In essence, the US envoy has simply reproduced Israeli propaganda. Washington and Tel Aviv alike believe that those they can't buy they can simply break. If the Palestinians accept America's definition of peace — that they should deny their own legitimate rights and existence by acknowledging Israel's colonial occupation of their homeland, and accept Israel's right to exist as a Jewish state in Palestine — then they will get massive financial assistance from the rich Gulf States. This is what the "deal of the century" really entails.
According to the Times of Israel, quoting official sources, the 25-26 June conference in Bahrain brokered by the Americans will not include the core political issues of the conflict: the final borders, the status of Jerusalem, the fate of Palestinian refugees and Israeli security demands. Yet Greenblatt seems surprised that the Palestinian Authority has already refused to attend. The rejection did not come from Hamas; it came from PA-Fatah Prime Minister Mohammad Shtayyeh: "Any solution to the conflict in Palestine must be political… and based on ending the occupation. We will not succumb to blackmail and extortion and will not trade our national rights for money."
The Palestinians should attend the Manama conference masterminded by Jared Kushner and Greenblatt, even though it will eventually legitimise the Israeli occupation of the West Bank, and end the Palestinian refugees' right to return to their homeland, and practically undermine any chance of having a state of their own on the land of their forefathers. If they do not attend, then the US "deal" will go ahead in their absence, leaving them to starve to death or be bombed to death, whichever carries the least cost for Israel.
There is a bright side to this tragedy, though; we no longer have to believe in the myth of the left-wing coloniser and the liberal Zionist. According to Professor Ilan Pappé, it is such people who have shielded Israel for the past seven decades and convinced many in the Western world that you can colonise someone else's land and be good at the same time.
Now we hear no more talk about the "two-state-solution", and that there is such a thing as a "peace process" which is yet to deliver a miraculous solution that is going to please everyone.
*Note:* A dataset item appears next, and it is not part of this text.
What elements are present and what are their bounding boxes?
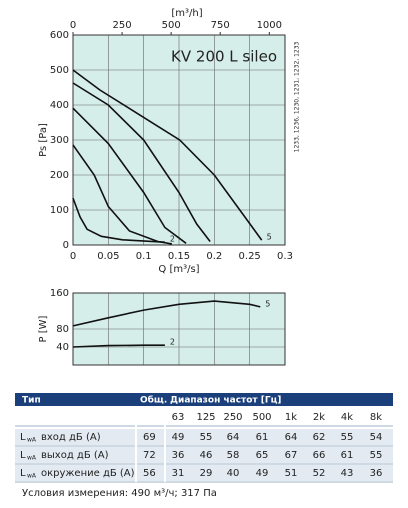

From now on it will be crystal clear to Arabs, Muslims and everyone else who cares, who their enemy is and who is cooperating with it in order to facilitate its plans in our region. It is those Arab and Muslim regimes who have thus far used lame excuses to evade their responsibility towards the Holy Land and the Palestinian people which will, shamefully, be exposed.
Just when the Americans think that they have liquidated the Palestinian cause and its legitimacy, they are actually taking the conflict into a new era. Far from solving the Palestine-Israel issue, the US "deal of the century" will take it to an unimagined level, with consequences that Washington never even thought could exist.
The views expressed in this article belong to the author and do not necessarily reflect the editorial policy of Middle East Monitor.